Des patients toujours pas au centre des soins. « Inventeurs » de la sécurité sociale, nous sommes volontiers donneurs de leçons. Notre Président n’a-t-il pas salué la réforme (historique) du système américain de protection sociale en affirmant qu’en France « cela fait 50 ans que nous avons résolu le problème » de la Sécu ? Résolu : le mot est peut-être excessif…

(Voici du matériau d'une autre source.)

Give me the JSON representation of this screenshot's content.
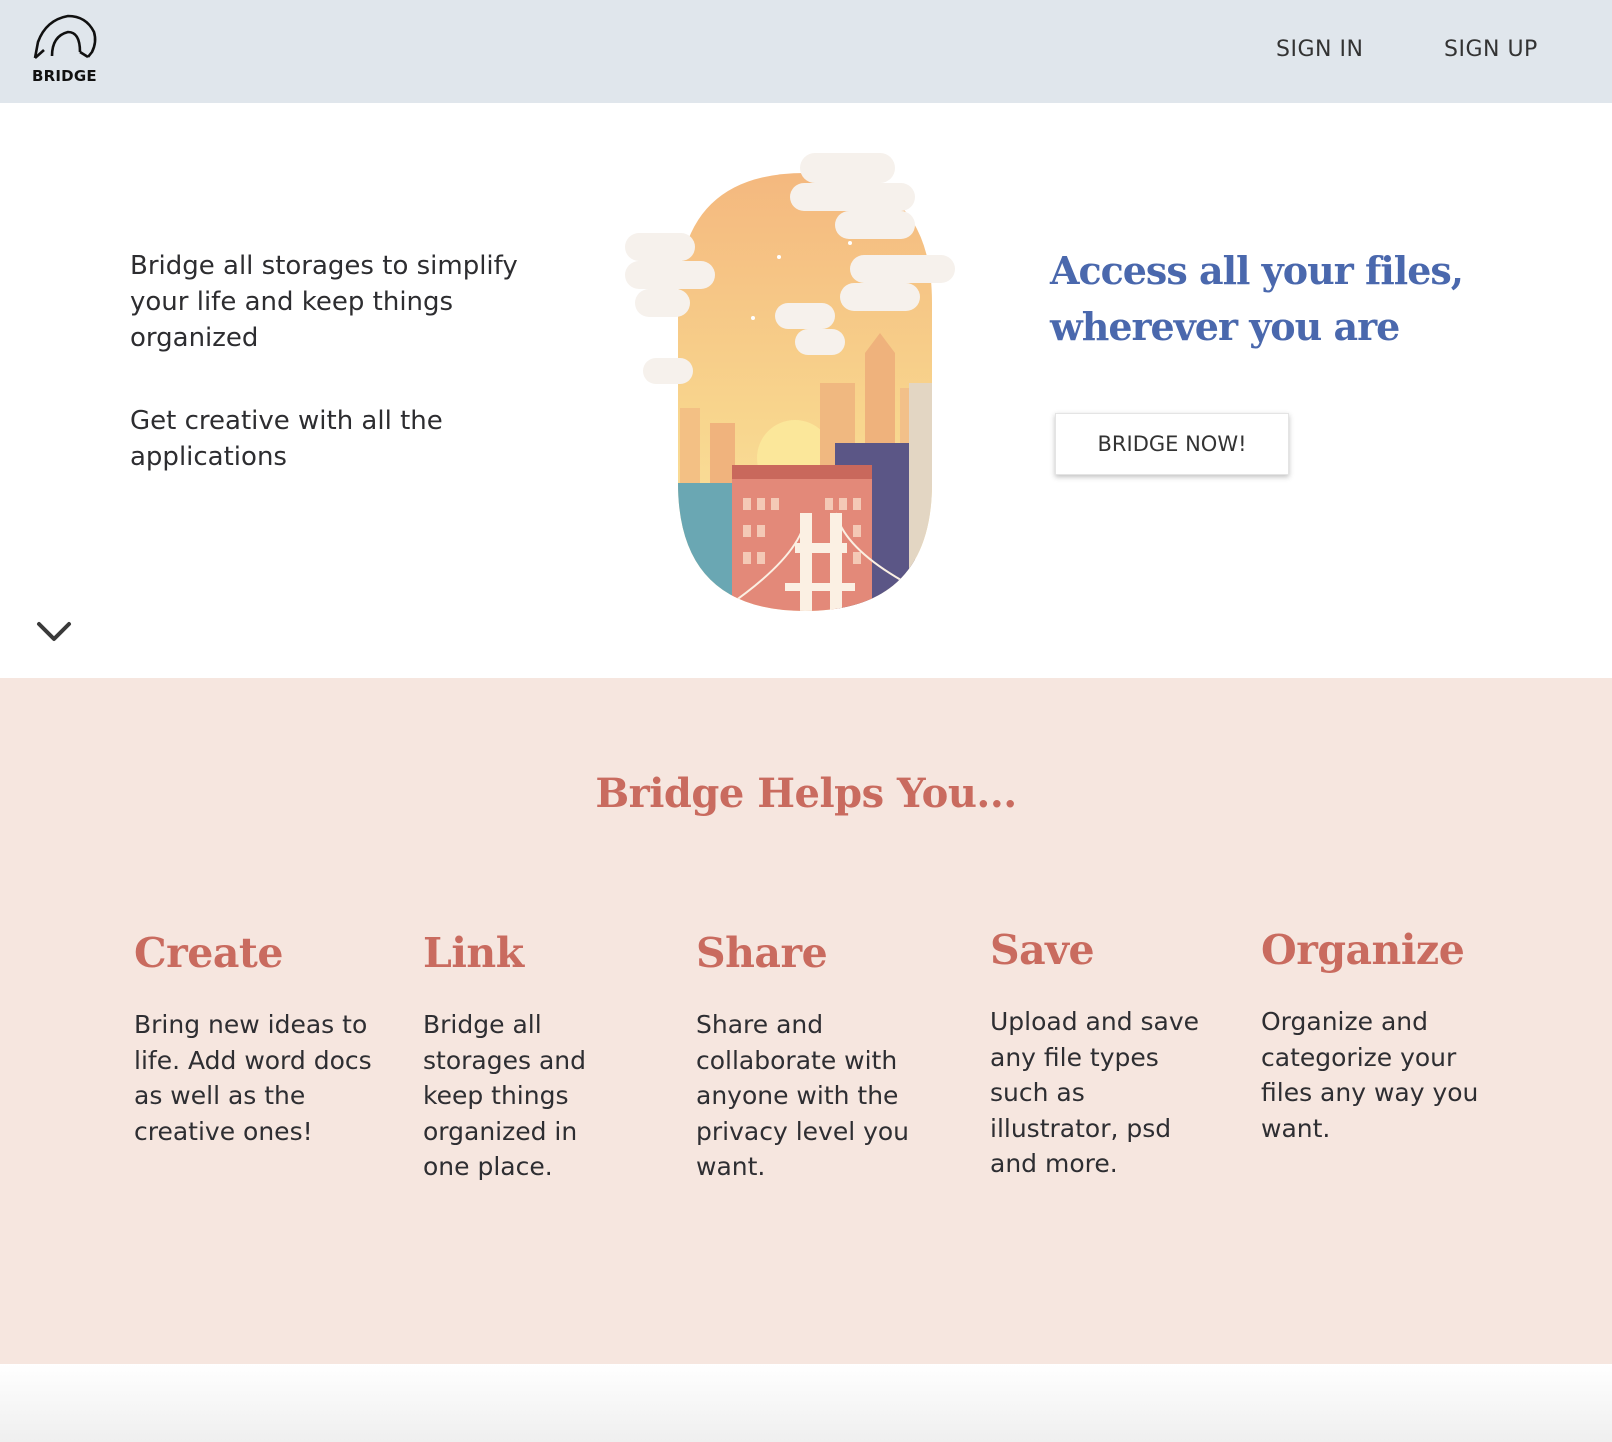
{
  "header": {
    "logo_text": "BRIDGE",
    "nav": {
      "sign_in": "SIGN IN",
      "sign_up": "SIGN UP"
    }
  },
  "hero": {
    "left_text_1": "Bridge all storages to simplify your life and keep things organized",
    "left_text_2": "Get creative with all the applications",
    "headline": "Access all your files, wherever you are",
    "cta_label": "BRIDGE NOW!",
    "scroll_icon": "chevron-down-icon"
  },
  "features": {
    "title": "Bridge Helps You...",
    "items": [
      {
        "title": "Create",
        "desc": "Bring new ideas to life. Add word docs as well as the creative ones!"
      },
      {
        "title": "Link",
        "desc": "Bridge all storages and keep things organized in one place."
      },
      {
        "title": "Share",
        "desc": "Share and collaborate with anyone with the privacy level you want."
      },
      {
        "title": "Save",
        "desc": "Upload and save any file types such as illustrator, psd and more."
      },
      {
        "title": "Organize",
        "desc": "Organize and categorize your files any way you want."
      }
    ]
  },
  "colors": {
    "header_bg": "#e0e6ec",
    "headline_blue": "#4a68ad",
    "accent_terracotta": "#c96b5f",
    "features_bg": "#f6e6df"
  }
}
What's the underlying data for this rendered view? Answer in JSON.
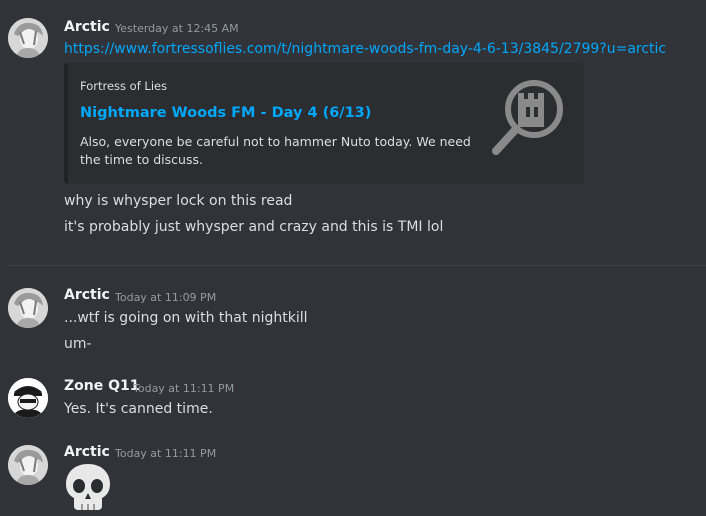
{
  "messages": [
    {
      "author": "Arctic",
      "timestamp": "Yesterday at 12:45 AM",
      "link": "https://www.fortressoflies.com/t/nightmare-woods-fm-day-4-6-13/3845/2799?u=arctic",
      "embed": {
        "provider": "Fortress of Lies",
        "title": "Nightmare Woods FM - Day 4 (6/13)",
        "description": "Also, everyone be careful not to hammer Nuto today. We need the time to discuss.",
        "thumbnail_icon": "fortress-magnifier-icon"
      },
      "lines": [
        "why is whysper lock on this read",
        "it's probably just whysper and crazy and this is TMI lol"
      ]
    },
    {
      "author": "Arctic",
      "timestamp": "Today at 11:09 PM",
      "lines": [
        "...wtf is going on with that nightkill",
        "um-"
      ]
    },
    {
      "author": "Zone Q11",
      "timestamp": "Today at 11:11 PM",
      "lines": [
        "Yes. It's canned time."
      ]
    },
    {
      "author": "Arctic",
      "timestamp": "Today at 11:11 PM",
      "emoji": "skull-icon"
    }
  ],
  "colors": {
    "background": "#313338",
    "link": "#00a8fc",
    "username": "#f2f3f5",
    "timestamp": "#949ba4",
    "embed_bg": "#2b2d31"
  }
}
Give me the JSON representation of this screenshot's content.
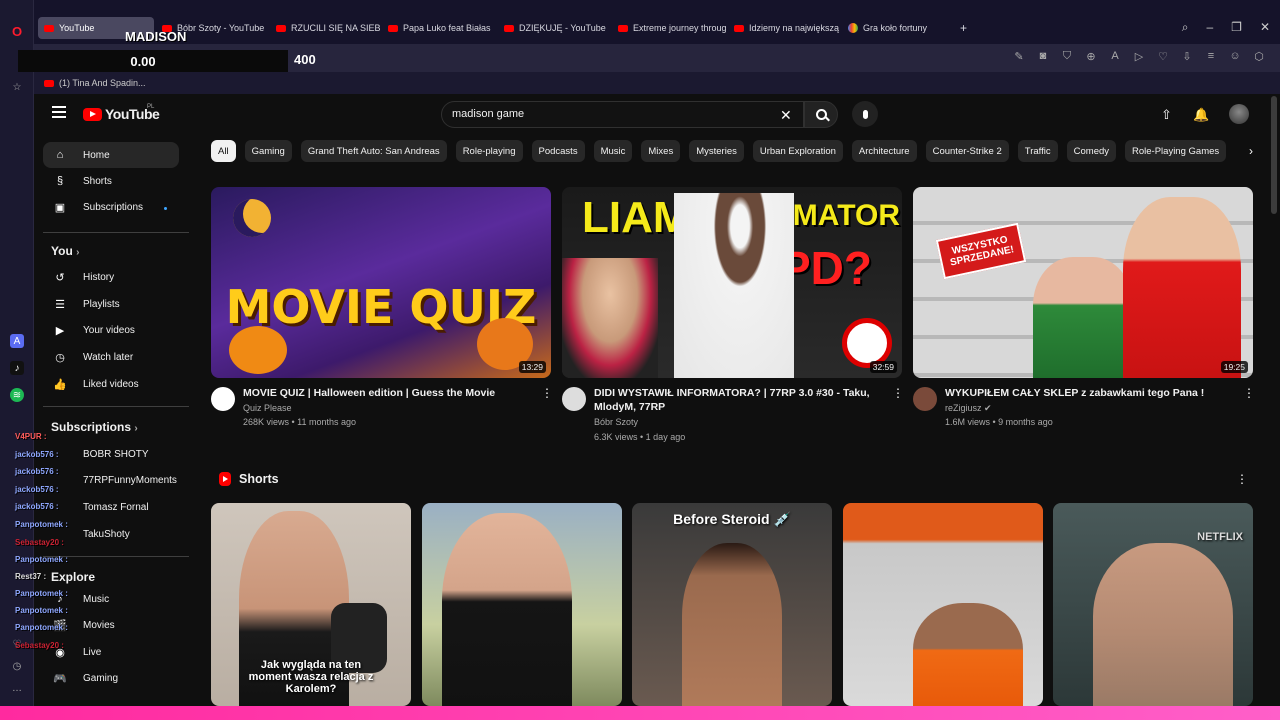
{
  "browser": {
    "tabs": [
      {
        "label": "YouTube",
        "icon": "youtube-favicon",
        "active": true
      },
      {
        "label": "Bóbr Szoty - YouTube",
        "icon": "youtube-favicon"
      },
      {
        "label": "RZUCILI SIĘ NA SIEBIE! SA",
        "icon": "youtube-favicon"
      },
      {
        "label": "Papa Luko feat Białas",
        "icon": "music-icon"
      },
      {
        "label": "DZIĘKUJĘ - YouTube",
        "icon": "youtube-favicon"
      },
      {
        "label": "Extreme journey through",
        "icon": "youtube-favicon"
      },
      {
        "label": "Idziemy na największą fav",
        "icon": "youtube-favicon"
      },
      {
        "label": "Gra koło fortuny",
        "icon": "google-favicon"
      }
    ],
    "new_tab": "+",
    "bookmark": "(1) Tina And Spadin..."
  },
  "overlay": {
    "name": "MADISON",
    "score": "0.00",
    "target": "400"
  },
  "youtube": {
    "logo_text": "YouTube",
    "region": "PL",
    "search_value": "madison game"
  },
  "sidebar": {
    "main": [
      {
        "label": "Home",
        "icon": "home-icon"
      },
      {
        "label": "Shorts",
        "icon": "shorts-icon"
      },
      {
        "label": "Subscriptions",
        "icon": "subscriptions-icon"
      }
    ],
    "you_heading": "You",
    "you": [
      {
        "label": "History",
        "icon": "history-icon"
      },
      {
        "label": "Playlists",
        "icon": "playlists-icon"
      },
      {
        "label": "Your videos",
        "icon": "your-videos-icon"
      },
      {
        "label": "Watch later",
        "icon": "clock-icon"
      },
      {
        "label": "Liked videos",
        "icon": "thumbs-up-icon"
      }
    ],
    "subs_heading": "Subscriptions",
    "subs": [
      "BOBR SHOTY",
      "77RPFunnyMoments",
      "Tomasz Fornal",
      "TakuShoty"
    ],
    "explore_heading": "Explore",
    "explore": [
      {
        "label": "Music",
        "icon": "music-icon"
      },
      {
        "label": "Movies",
        "icon": "movies-icon"
      },
      {
        "label": "Live",
        "icon": "live-icon"
      },
      {
        "label": "Gaming",
        "icon": "gaming-icon"
      }
    ]
  },
  "chips": [
    "All",
    "Gaming",
    "Grand Theft Auto: San Andreas",
    "Role-playing",
    "Podcasts",
    "Music",
    "Mixes",
    "Mysteries",
    "Urban Exploration",
    "Architecture",
    "Counter-Strike 2",
    "Traffic",
    "Comedy",
    "Role-Playing Games"
  ],
  "videos": [
    {
      "title": "MOVIE QUIZ | Halloween edition | Guess the Movie",
      "channel": "Quiz Please",
      "stats": "268K views • 11 months ago",
      "duration": "13:29",
      "thumb_text": "MOVIE QUIZ"
    },
    {
      "title": "DIDI WYSTAWIŁ INFORMATORA? | 77RP 3.0 #30 - Taku, MlodyM, 77RP",
      "channel": "Bóbr Szoty",
      "stats": "6.3K views • 1 day ago",
      "duration": "32:59",
      "thumb_text_left": "LIAM",
      "thumb_text_right": "INFORMATOR",
      "thumb_text_pd": "PD?"
    },
    {
      "title": "WYKUPIŁEM CAŁY SKLEP z zabawkami tego Pana !",
      "channel": "reZigiusz",
      "stats": "1.6M views • 9 months ago",
      "duration": "19:25",
      "thumb_text": "WSZYSTKO SPRZEDANE!"
    }
  ],
  "shorts": {
    "heading": "Shorts",
    "items": [
      {
        "overlay": "Jak wygląda na ten moment wasza relacja z Karolem?"
      },
      {
        "overlay": ""
      },
      {
        "overlay": "Before Steroid 💉"
      },
      {
        "overlay": ""
      },
      {
        "overlay": "NETFLIX"
      }
    ]
  },
  "chat": [
    {
      "user": "V4PUR :"
    },
    {
      "user": "jackob576 :"
    },
    {
      "user": "jackob576 :"
    },
    {
      "user": "jackob576 :"
    },
    {
      "user": "jackob576 :"
    },
    {
      "user": "Panpotomek :"
    },
    {
      "user": "Sebastay20 :"
    },
    {
      "user": "Panpotomek :"
    },
    {
      "user": "Rest37 :"
    },
    {
      "user": "Panpotomek :"
    },
    {
      "user": "Panpotomek :"
    },
    {
      "user": "Panpotomek :"
    },
    {
      "user": "Sebastay20 :"
    }
  ],
  "colors": {
    "accent": "#ff0000",
    "chip_active": "#f1f1f1",
    "bg": "#0f0f0f",
    "bottom_bar": "#ff2a9f"
  }
}
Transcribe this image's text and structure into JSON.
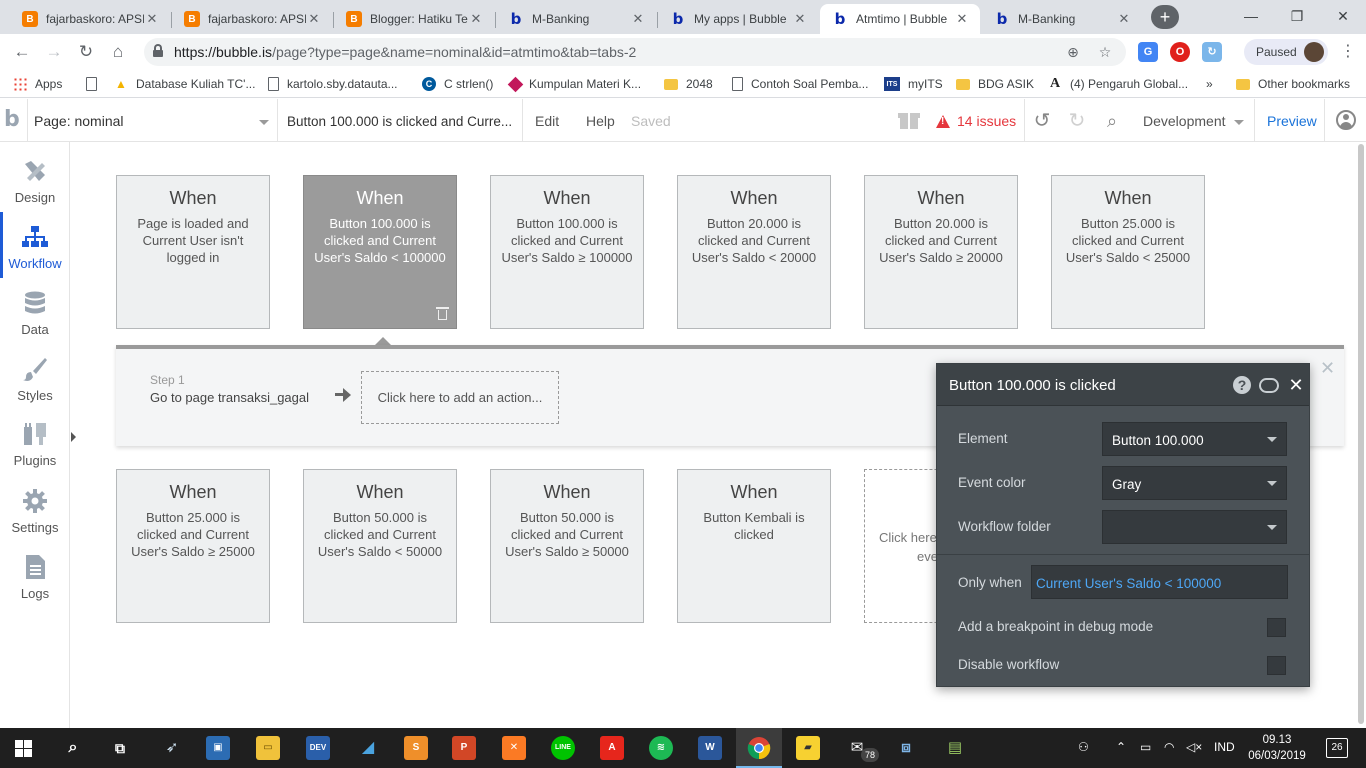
{
  "browser": {
    "tabs": [
      {
        "label": "fajarbaskoro: APSI",
        "favicon": "blogger-icon"
      },
      {
        "label": "fajarbaskoro: APSI",
        "favicon": "blogger-icon"
      },
      {
        "label": "Blogger: Hatiku Te",
        "favicon": "blogger-icon"
      },
      {
        "label": "M-Banking",
        "favicon": "bubble-icon"
      },
      {
        "label": "My apps | Bubble",
        "favicon": "bubble-icon"
      },
      {
        "label": "Atmtimo | Bubble",
        "favicon": "bubble-icon",
        "active": true
      },
      {
        "label": "M-Banking",
        "favicon": "bubble-icon"
      }
    ],
    "url_host": "https://bubble.is",
    "url_path": "/page?type=page&name=nominal&id=atmtimo&tab=tabs-2",
    "profile_status": "Paused",
    "bookmarks": [
      {
        "label": "Apps",
        "icon": "apps-grid-icon"
      },
      {
        "label": "",
        "icon": "page-icon"
      },
      {
        "label": "Database Kuliah TC'...",
        "icon": "drive-icon"
      },
      {
        "label": "kartolo.sby.datauta...",
        "icon": "page-icon"
      },
      {
        "label": "C strlen()",
        "icon": "cplusplus-icon"
      },
      {
        "label": "Kumpulan Materi K...",
        "icon": "site-icon"
      },
      {
        "label": "2048",
        "icon": "folder-icon"
      },
      {
        "label": "Contoh Soal Pemba...",
        "icon": "page-icon"
      },
      {
        "label": "myITS",
        "icon": "its-icon"
      },
      {
        "label": "BDG ASIK",
        "icon": "folder-icon"
      },
      {
        "label": "(4) Pengaruh Global...",
        "icon": "academia-icon"
      },
      {
        "label": "»",
        "icon": ""
      },
      {
        "label": "Other bookmarks",
        "icon": "folder-icon"
      }
    ]
  },
  "editor": {
    "page_select": "Page: nominal",
    "workflow_select": "Button 100.000 is clicked and Curre...",
    "menu": {
      "edit": "Edit",
      "help": "Help",
      "saved": "Saved"
    },
    "issues": "14 issues",
    "environment": "Development",
    "preview": "Preview"
  },
  "sidebar": {
    "items": [
      {
        "label": "Design",
        "icon": "design-icon"
      },
      {
        "label": "Workflow",
        "icon": "workflow-icon",
        "active": true
      },
      {
        "label": "Data",
        "icon": "database-icon"
      },
      {
        "label": "Styles",
        "icon": "brush-icon"
      },
      {
        "label": "Plugins",
        "icon": "plugin-icon"
      },
      {
        "label": "Settings",
        "icon": "gear-icon"
      },
      {
        "label": "Logs",
        "icon": "logs-icon"
      }
    ]
  },
  "events": {
    "when_label": "When",
    "row1": [
      "Page is loaded and Current User isn't logged in",
      "Button 100.000 is clicked and Current User's Saldo < 100000",
      "Button 100.000 is clicked and Current User's Saldo ≥ 100000",
      "Button 20.000 is clicked and Current User's Saldo < 20000",
      "Button 20.000 is clicked and Current User's Saldo ≥ 20000",
      "Button 25.000 is clicked and Current User's Saldo < 25000"
    ],
    "row2": [
      "Button 25.000 is clicked and Current User's Saldo ≥ 25000",
      "Button 50.000 is clicked and Current User's Saldo < 50000",
      "Button 50.000 is clicked and Current User's Saldo ≥ 50000",
      "Button Kembali is clicked"
    ],
    "add_event_line1": "Click here",
    "add_event_line2": "eve"
  },
  "steps": {
    "step_number": "Step 1",
    "step_name": "Go to page transaksi_gagal",
    "add_action": "Click here to add an action..."
  },
  "property_editor": {
    "title": "Button 100.000 is clicked",
    "element_label": "Element",
    "element_value": "Button 100.000",
    "event_color_label": "Event color",
    "event_color_value": "Gray",
    "folder_label": "Workflow folder",
    "folder_value": "",
    "only_when_label": "Only when",
    "only_when_value": "Current User's Saldo < 100000",
    "breakpoint_label": "Add a breakpoint in debug mode",
    "disable_label": "Disable workflow"
  },
  "taskbar": {
    "apps": [
      "windows-start-icon",
      "search-icon",
      "task-view-icon",
      "wing-icon",
      "virtualbox-icon",
      "file-explorer-icon",
      "devcpp-icon",
      "shark-icon",
      "sublime-icon",
      "powerpoint-icon",
      "xampp-icon",
      "line-icon",
      "acrobat-icon",
      "spotify-icon",
      "word-icon",
      "chrome-icon",
      "sticky-notes-icon",
      "mail-icon",
      "network-icon",
      "installer-icon"
    ],
    "mail_badge": "78",
    "language": "IND",
    "time": "09.13",
    "date": "06/03/2019",
    "notification_count": "26"
  },
  "colors": {
    "selected_event": "#9b9b9b",
    "event_card": "#eef0f1",
    "accent_blue": "#1e5bd6",
    "issues_red": "#e5373d",
    "condition_blue": "#4ea7f5",
    "property_panel": "#4b5257"
  }
}
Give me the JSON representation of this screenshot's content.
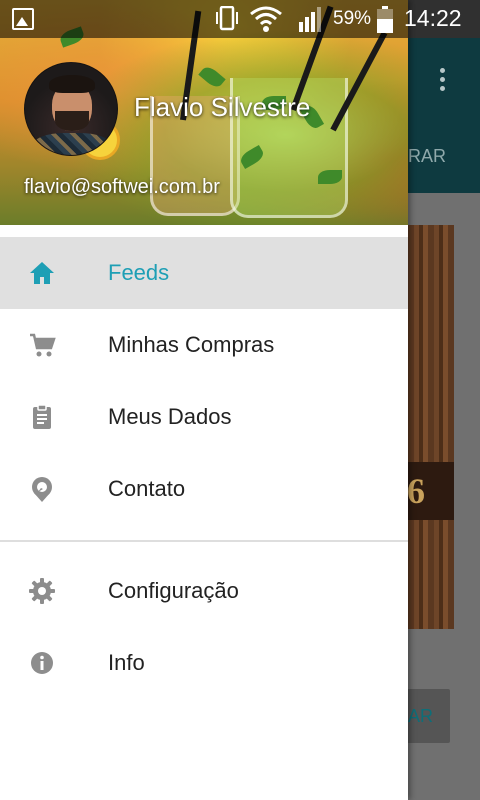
{
  "status_bar": {
    "battery_percent": "59%",
    "time": "14:22",
    "icons": [
      "gallery-icon",
      "vibrate-icon",
      "wifi-icon",
      "signal-icon",
      "battery-icon"
    ]
  },
  "background_app": {
    "tab_label_partial": "RAR",
    "card_text_partial": "6",
    "button_label_partial": "AR"
  },
  "drawer": {
    "user": {
      "name": "Flavio Silvestre",
      "email": "flavio@softwei.com.br"
    },
    "menu_primary": [
      {
        "label": "Feeds",
        "icon": "home-icon",
        "active": true
      },
      {
        "label": "Minhas Compras",
        "icon": "cart-icon",
        "active": false
      },
      {
        "label": "Meus Dados",
        "icon": "clipboard-icon",
        "active": false
      },
      {
        "label": "Contato",
        "icon": "location-icon",
        "active": false
      }
    ],
    "menu_secondary": [
      {
        "label": "Configuração",
        "icon": "gear-icon",
        "active": false
      },
      {
        "label": "Info",
        "icon": "info-icon",
        "active": false
      }
    ]
  },
  "colors": {
    "accent": "#1e9fb5",
    "active_row_bg": "#e0e0e0",
    "icon_gray": "#8d8d8d",
    "toolbar": "#0e3a40"
  }
}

Nous avons il est vrai, la loi HPST. Porteuse d’innovations intéressantes – des dispositions visant à favoriser l’accès aux soins, à lutter contre les fléaux de l’obésité, de l’alcoolisme, de la dépendance aux toxiques… – elle soulève pourtant l’hostilité des professionnels de santé. Et sans ces derniers, les progrès risquent de ne pas voir le jour :
– Comment espérer un égal accès aux soins. alors que la désertification médicale progresse ? Les effets conjugués du numerus clausus et de la surcharge administrative détournent les jeunes médecins de l’exercice libéral. Ils fuient les campagnes. Or la volonté de pratiquer la médecine rurale ne se décrète pas. Elle s’obtient – Eh oui ! – en suscitant l’enthousiasme ;
– La réforme hospitalière ambitionne de fusionner plateaux techniques et pôles de compétences ? Elle doit faire ses preuves. Pour offrir des soins proches du malade, elle doit développer l’hospitalisation à domicile (HAD) en affectant autrement les budgets, et non en générant de nouvelles dépenses. Elle doit faire que l’essentiel des ressources aille réellement aux soins.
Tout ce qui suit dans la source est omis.